With the Switch, Nintendo is finally taking esports seriously

Earlier this morning, while most of North America wallowed in a miserable post-debate hangover, Nintendo announced the Switch, the mobile/console hybrid formerly known as the NX. Let’s leave hardware analysis to some other site—what’s germane for The Meta is that the trailer ends with some goddamn esports.

The Switch’s reveal trailer follows the conventional setup for announcements of new hardware: we follow some attractive young millennials and their Switches through a variety of situations—public transit, living room, airplane, urban hangouts, someone else’s living room, etc.—which take advantage of both the device’s stationary and mobile formats. Of course, this is all a lot more aspirational than predictive (were you really planning to take your Switch to a rooftop cookout with people you might not actually know?). The trailer isn’t telling you how you’ll actually use the Switch, but all the ways in which you could.

some goddamn esports

Which is why it’s so significant that Nintendo concludes its trailer with the unmistakable visual language of esports: swirling multicolored lights, two rows of consoles, and a stadium of fans going absolutely apeshit over Splatoon. Recall that Nintendo hasn’t always been enthusiastic about professional gaming. At EVO 2013, the world’s largest fighting games tournament, Nintendo infamously attempted to have Super Smash Bros. Melee (2001) pulled from not only from Evo’s broadcast, but also from the event itself (they relented after extreme public outcry). The next year, Masahiro Sakurai, creator of the Super Smash Bros. series, opined in an infamous interview that “[Melee] ended up becoming a Smash game for hardcore fighting fans … I regret that because I intended for the series to be for players who couldn’t handle such highly skilled games.”

nintendoswitch_hardware-0-0

It wasn’t hard to understand Nintendo’s hesitation, even if you disagreed with them. Nintendo has built its reputation in no small part around the sense that it was a more welcoming console than the offerings of Sony and Microsoft. And virtually all its most iconic franchises—Mario Kart, Mario Party, etc.—were intended for friendly, social play. Many of those were competitive, sure, but competitive gaming is not quite the same as esports. And insofar as esports suggests a very different kind of relationship between a player and a game (i.e. striving endlessly for perfection in play), there’s a perfectly sensible argument to be made that this gap might frighten away casual players, the very market Nintendo has leveraged the most.

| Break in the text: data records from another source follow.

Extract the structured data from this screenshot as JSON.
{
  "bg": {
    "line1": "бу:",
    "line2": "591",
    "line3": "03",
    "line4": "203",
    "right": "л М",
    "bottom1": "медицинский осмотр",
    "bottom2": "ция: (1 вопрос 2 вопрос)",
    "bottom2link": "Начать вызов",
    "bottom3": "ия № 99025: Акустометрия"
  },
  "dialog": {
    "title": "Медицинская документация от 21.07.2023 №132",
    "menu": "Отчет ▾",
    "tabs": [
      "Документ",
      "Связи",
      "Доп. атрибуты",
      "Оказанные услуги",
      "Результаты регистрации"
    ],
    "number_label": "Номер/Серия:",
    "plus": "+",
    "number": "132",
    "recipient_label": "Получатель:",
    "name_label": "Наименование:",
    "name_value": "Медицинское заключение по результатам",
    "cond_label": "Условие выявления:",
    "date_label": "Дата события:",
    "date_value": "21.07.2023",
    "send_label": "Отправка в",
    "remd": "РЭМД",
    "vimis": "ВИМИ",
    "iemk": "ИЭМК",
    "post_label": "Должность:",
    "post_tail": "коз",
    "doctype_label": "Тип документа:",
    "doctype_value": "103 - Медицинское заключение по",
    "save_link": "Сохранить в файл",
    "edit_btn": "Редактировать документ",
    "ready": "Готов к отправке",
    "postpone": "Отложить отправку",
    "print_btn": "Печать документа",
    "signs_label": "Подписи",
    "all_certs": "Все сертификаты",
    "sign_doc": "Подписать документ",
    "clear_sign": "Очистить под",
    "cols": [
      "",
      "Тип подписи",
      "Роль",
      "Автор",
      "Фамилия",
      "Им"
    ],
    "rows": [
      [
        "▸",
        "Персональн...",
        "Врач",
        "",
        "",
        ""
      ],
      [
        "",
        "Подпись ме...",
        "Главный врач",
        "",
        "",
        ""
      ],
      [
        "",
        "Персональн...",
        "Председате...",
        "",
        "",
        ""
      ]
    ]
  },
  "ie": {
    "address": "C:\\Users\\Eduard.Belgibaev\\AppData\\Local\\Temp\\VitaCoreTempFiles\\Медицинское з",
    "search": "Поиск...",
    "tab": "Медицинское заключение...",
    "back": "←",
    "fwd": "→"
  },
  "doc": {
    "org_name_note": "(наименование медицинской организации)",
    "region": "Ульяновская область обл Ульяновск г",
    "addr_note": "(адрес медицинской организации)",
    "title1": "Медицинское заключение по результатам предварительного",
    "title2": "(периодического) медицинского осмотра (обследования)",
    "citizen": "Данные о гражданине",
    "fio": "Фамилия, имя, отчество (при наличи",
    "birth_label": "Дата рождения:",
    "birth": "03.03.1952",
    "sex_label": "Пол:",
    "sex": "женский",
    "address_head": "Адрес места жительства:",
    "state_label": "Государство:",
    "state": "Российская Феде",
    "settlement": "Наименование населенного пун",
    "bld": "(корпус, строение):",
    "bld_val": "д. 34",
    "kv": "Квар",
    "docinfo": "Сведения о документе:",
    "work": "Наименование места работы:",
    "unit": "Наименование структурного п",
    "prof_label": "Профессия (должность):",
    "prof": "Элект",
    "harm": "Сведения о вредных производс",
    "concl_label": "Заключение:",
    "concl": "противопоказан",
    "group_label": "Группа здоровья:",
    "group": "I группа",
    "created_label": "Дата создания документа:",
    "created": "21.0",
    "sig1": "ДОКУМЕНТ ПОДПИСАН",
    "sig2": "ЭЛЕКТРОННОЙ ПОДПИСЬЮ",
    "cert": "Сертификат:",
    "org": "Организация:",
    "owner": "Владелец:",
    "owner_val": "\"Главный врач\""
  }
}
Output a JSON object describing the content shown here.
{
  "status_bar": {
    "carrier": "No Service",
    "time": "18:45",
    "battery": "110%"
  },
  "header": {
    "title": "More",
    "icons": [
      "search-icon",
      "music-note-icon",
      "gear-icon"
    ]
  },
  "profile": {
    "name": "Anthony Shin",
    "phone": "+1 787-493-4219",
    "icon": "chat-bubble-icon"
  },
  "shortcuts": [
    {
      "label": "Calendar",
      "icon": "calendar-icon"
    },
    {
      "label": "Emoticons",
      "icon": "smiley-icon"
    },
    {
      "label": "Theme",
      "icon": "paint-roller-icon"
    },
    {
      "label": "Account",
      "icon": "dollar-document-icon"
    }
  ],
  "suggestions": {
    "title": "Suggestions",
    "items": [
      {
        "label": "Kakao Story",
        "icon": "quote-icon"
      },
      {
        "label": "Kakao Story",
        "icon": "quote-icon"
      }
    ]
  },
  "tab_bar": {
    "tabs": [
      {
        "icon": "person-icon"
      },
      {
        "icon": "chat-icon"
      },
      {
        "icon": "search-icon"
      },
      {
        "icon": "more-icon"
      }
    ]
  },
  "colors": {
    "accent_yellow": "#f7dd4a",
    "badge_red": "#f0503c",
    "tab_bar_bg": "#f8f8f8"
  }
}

2016 is very different than 2013

But 2016 is very different than 2013 is very different than 2002, and the inclusion of esports in the reveal of the Switch reads to me like a late-arriving admission that esports can rest comfortably alongside more informal modes of play, without cannibalizing the market for either. The Switch enters a world where esports, if not exactly “mainstream” (whatever that means), is a valued—and valuable—thread in the fabric of gaming culture. Whether or not we’ll see a Nintendo World Championship like the one the company organized back in 1990 is an open question. That esports has finally won over one of its most resistant skeptics is not.